‘He was a middle-sized man, monsieur, with a black pointed beard, and very well dressed.’

‘And what did he want you to do?’

‘On the next Thursday afternoon at half-past four I was to go to an address he gave me and load up a cask, and bring it to the corner of the rue de la Fayette, close to the Gare du Nord. He said he would meet me there and tell me where to take it.’

‘And did he?’

‘Yes. I got there first and waited about ten minutes, and then he came up. He took the old label off the cask and nailed on another he had with him. Then he told me to take the cask to the State Railway Goods Station in the rue Cardinet and book it to London. He gave me the freight as well as the ten francs for myself. He said he should know if the cask did not get to London, and threatened that if I played any tricks he would inform Messrs.

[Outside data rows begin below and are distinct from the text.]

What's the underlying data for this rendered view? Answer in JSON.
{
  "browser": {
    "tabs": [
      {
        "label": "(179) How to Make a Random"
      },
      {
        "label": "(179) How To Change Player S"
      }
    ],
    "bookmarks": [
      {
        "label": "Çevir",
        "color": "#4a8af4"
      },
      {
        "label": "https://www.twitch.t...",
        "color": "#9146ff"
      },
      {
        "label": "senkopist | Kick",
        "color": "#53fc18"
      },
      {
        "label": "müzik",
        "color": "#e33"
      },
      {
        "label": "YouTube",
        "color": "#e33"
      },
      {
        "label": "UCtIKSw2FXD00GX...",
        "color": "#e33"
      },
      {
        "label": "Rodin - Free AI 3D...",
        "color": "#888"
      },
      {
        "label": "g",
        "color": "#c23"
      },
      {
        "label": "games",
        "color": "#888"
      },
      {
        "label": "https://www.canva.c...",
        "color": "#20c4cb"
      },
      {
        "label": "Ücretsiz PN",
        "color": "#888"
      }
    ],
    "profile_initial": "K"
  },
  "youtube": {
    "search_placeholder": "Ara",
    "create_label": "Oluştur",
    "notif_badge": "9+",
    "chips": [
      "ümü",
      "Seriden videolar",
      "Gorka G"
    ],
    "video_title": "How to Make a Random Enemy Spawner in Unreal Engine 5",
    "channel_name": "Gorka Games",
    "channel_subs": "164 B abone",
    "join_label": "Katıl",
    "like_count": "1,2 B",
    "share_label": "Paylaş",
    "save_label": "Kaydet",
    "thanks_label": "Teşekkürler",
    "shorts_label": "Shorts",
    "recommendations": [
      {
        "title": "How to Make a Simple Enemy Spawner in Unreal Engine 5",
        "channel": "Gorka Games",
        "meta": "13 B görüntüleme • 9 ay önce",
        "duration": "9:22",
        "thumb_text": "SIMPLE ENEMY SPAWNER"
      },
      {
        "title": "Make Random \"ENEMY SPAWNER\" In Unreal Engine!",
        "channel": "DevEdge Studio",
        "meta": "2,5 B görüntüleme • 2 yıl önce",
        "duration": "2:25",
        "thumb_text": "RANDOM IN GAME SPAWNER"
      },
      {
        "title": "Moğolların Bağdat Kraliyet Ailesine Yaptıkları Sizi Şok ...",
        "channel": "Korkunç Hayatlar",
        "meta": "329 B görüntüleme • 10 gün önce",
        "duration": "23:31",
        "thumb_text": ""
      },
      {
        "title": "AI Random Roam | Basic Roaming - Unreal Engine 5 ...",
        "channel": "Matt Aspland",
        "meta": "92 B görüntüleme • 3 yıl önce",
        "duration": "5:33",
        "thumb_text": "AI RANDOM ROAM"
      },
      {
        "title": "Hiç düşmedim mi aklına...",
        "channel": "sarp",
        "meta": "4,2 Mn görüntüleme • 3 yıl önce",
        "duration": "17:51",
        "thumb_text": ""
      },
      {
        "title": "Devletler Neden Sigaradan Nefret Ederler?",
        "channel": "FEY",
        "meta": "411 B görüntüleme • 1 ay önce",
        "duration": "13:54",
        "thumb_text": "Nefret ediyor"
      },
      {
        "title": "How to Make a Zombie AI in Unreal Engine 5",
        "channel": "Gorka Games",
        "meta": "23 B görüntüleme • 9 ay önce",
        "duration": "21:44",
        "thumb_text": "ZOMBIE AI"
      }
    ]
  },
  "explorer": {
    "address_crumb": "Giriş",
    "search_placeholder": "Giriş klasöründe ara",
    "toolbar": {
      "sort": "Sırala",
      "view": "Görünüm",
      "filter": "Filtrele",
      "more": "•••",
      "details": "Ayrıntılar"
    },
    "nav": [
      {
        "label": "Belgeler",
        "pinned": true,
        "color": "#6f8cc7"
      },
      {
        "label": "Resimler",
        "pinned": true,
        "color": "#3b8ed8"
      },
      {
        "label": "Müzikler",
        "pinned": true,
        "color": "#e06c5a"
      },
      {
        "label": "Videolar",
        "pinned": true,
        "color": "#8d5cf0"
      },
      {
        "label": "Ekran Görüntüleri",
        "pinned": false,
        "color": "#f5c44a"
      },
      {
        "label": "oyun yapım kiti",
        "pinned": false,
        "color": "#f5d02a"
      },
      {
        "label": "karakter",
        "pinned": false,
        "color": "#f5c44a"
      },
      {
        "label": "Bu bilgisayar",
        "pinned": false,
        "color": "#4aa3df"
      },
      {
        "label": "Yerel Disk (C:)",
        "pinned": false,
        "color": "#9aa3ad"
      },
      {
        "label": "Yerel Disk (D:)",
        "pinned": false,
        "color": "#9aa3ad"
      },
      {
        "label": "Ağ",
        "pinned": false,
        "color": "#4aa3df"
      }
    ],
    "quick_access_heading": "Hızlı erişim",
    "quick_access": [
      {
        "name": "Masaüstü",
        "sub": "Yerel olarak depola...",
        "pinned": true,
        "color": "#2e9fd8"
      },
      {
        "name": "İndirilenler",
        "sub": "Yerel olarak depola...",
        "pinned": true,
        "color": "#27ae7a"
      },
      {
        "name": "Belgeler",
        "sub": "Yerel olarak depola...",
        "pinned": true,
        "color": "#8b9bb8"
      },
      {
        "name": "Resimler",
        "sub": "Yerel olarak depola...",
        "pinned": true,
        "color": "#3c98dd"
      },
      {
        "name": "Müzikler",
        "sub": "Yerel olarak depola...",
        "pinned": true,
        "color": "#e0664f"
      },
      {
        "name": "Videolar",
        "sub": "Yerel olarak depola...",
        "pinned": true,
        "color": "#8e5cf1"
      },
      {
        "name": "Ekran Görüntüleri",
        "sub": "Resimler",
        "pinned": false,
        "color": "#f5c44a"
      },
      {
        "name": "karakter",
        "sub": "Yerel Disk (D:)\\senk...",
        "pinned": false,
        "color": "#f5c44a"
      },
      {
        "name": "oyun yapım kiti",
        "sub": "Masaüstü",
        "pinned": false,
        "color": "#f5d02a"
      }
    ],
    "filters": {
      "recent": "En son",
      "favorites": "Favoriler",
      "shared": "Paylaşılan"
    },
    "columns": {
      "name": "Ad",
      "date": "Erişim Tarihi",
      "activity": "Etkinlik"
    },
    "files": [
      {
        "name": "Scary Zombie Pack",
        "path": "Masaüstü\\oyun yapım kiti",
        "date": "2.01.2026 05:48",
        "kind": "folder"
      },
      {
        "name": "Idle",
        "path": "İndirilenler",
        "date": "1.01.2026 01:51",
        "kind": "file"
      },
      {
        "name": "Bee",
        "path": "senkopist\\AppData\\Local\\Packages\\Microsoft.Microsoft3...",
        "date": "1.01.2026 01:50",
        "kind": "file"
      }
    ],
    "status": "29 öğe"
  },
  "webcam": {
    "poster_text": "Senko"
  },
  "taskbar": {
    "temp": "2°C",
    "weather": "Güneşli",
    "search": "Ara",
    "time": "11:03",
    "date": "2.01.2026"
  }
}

Corot what I had done.’

This statement was not at all what La Touche had expected, and he was considerably puzzled.

‘What was the address he gave you at which you were to get the cask?’

‘I forget the exact address. It was from a large corner house in the Avenue de l’Alma.’

‘What?’ roared La Touche, springing excitedly to his feet. ‘The Avenue de l’Alma, do you say?’ He laughed aloud.

So this was it! The cask that went to St. Katherine’s Docks—the cask containing the body—had gone, not from the Gare du Nord, but direct from Boirac’s house! Fool that he was not to have thought of this! Light was at last dawning. Boirac had killed his wife—killed her in her own house—and had there packed her body in the cask, sending it direct to Felix. At long last La Touche had got the evidence he wanted, evidence that would clear Felix—evidence that would bring Boirac to the scaffold!